As a next step you have to split the "ID" column, based on the attribute values in the attribute columns, into multiple lists so that you can use them to measure the average degree in the next step. You don't want to use the rows where the attribute value that you want to analyze is "NaN". Thats why you have to filter the dataframe by this condition before using the groupby function in a for loop for every attibute. 

In [5]:
complete_parameter_value_list = []
for i in parameter_list:
    parameter_value_list = []
    nan_filtered_dataframe = df.metadata.loc[df.metadata[i] != "NaN"]
    for parameter_values, grouped_by_dataframes in nan_filtered_dataframe.groupby(i):
        parameter_value_list.append([grouped_by_dataframes["ID"], parameter_values])
    complete_parameter_value_list.append([i, parameter_value_list])

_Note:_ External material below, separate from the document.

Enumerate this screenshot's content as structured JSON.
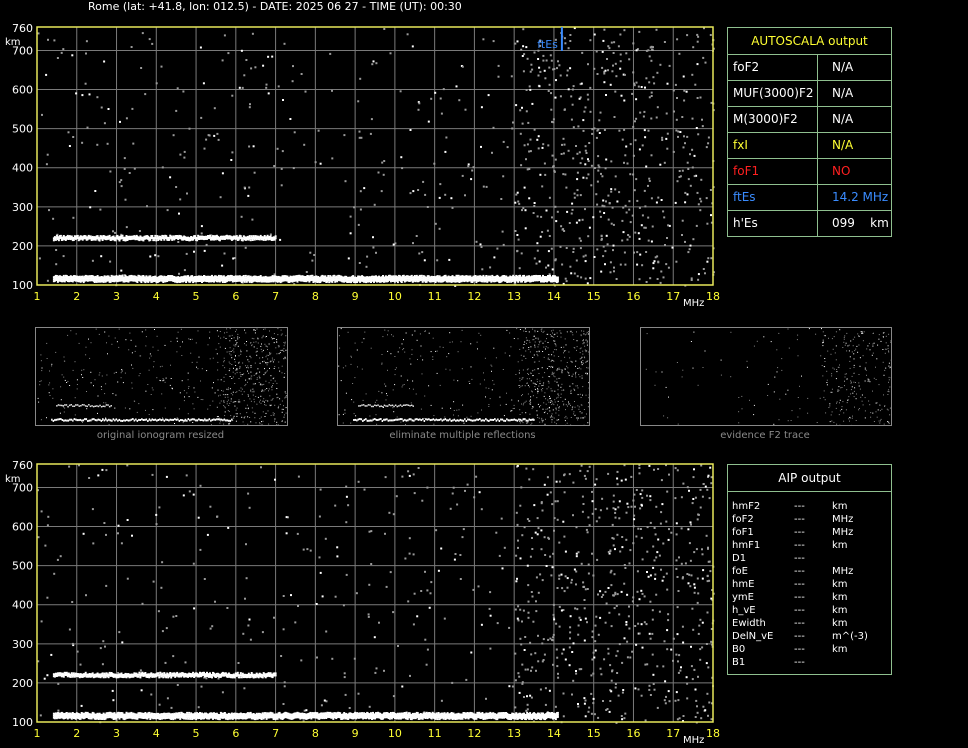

Now that you have lists of lists with the ID's for every attribute and every attribute value you can use the network.degree function to get the degrees for the ID's in a list and measure the average degree by accumulating them and dividing them by the length of the list.

In [6]:
avg_degree_param_list = []
for i in complete_parameter_value_list:
    value_avg_degree_pair_list = []
    for j in i[1]:
        avg_degree = 0
        for k in j[0]:
            avg_degree += network.degree[k]
        avg_degree = avg_degree / len(j[0])
        value_avg_degree_pair_list.append([j[1], avg_degree])
    avg_degree_param_list.append([i[0], value_avg_degree_pair_list])

In the end you can also add the total average degree for every attribute to the list by using the attribute value lists from before. 

In [7]:
for i in avg_degree_param_list:
    avg_degree_parameter = 0
    for j in i[1]:
        avg_degree_parameter += j[1]
    avg_degree_parameter = avg_degree_parameter / len(i[1])
    i[1].append(["GlobalAvG", avg_degree_parameter])

## How to implement the group_list_degree function
<a name="group_list_degree"></a>

The start of this implementation is pretty similar to the avg_degree_attr function so you can skip most of it.

In [8]:
import networkx

In [9]:
df_meta_nan = df.metadata.fillna("NaN")
network = f2f.create_network_from_data(df)

In [10]:
parameter_list = []
for col in df_meta_nan.columns:
    if col != "ID":
        parameter_list.append(col)

In this case you just need to get lists for every attribute, attribute value and the related ID's.

In [11]:
complete_parameter_value_list = []
for i in parameter_list:
    nan_filtered_dataframe = df.metadata.loc[df.metadata[i] != "NaN"]
    for parameter_values, grouped_by_dataframes in nan_filtered_dataframe.groupby(i):
        complete_parameter_value_list.append([i, parameter_values, list(grouped_by_dataframes["ID"])])

As a next step you can replace the ID values by their degree values with the help of network.degree.

In [12]:
for i in complete_parameter_value_list:
    parameter_value_degree_list = []
    for j in i[2]:
        parameter_value_degree_list.append(network.degree(j))
    i[2] = parameter_value_degree_list[:]

The lists can be used for comparing the correlation of the communicativity based on the different attribute values.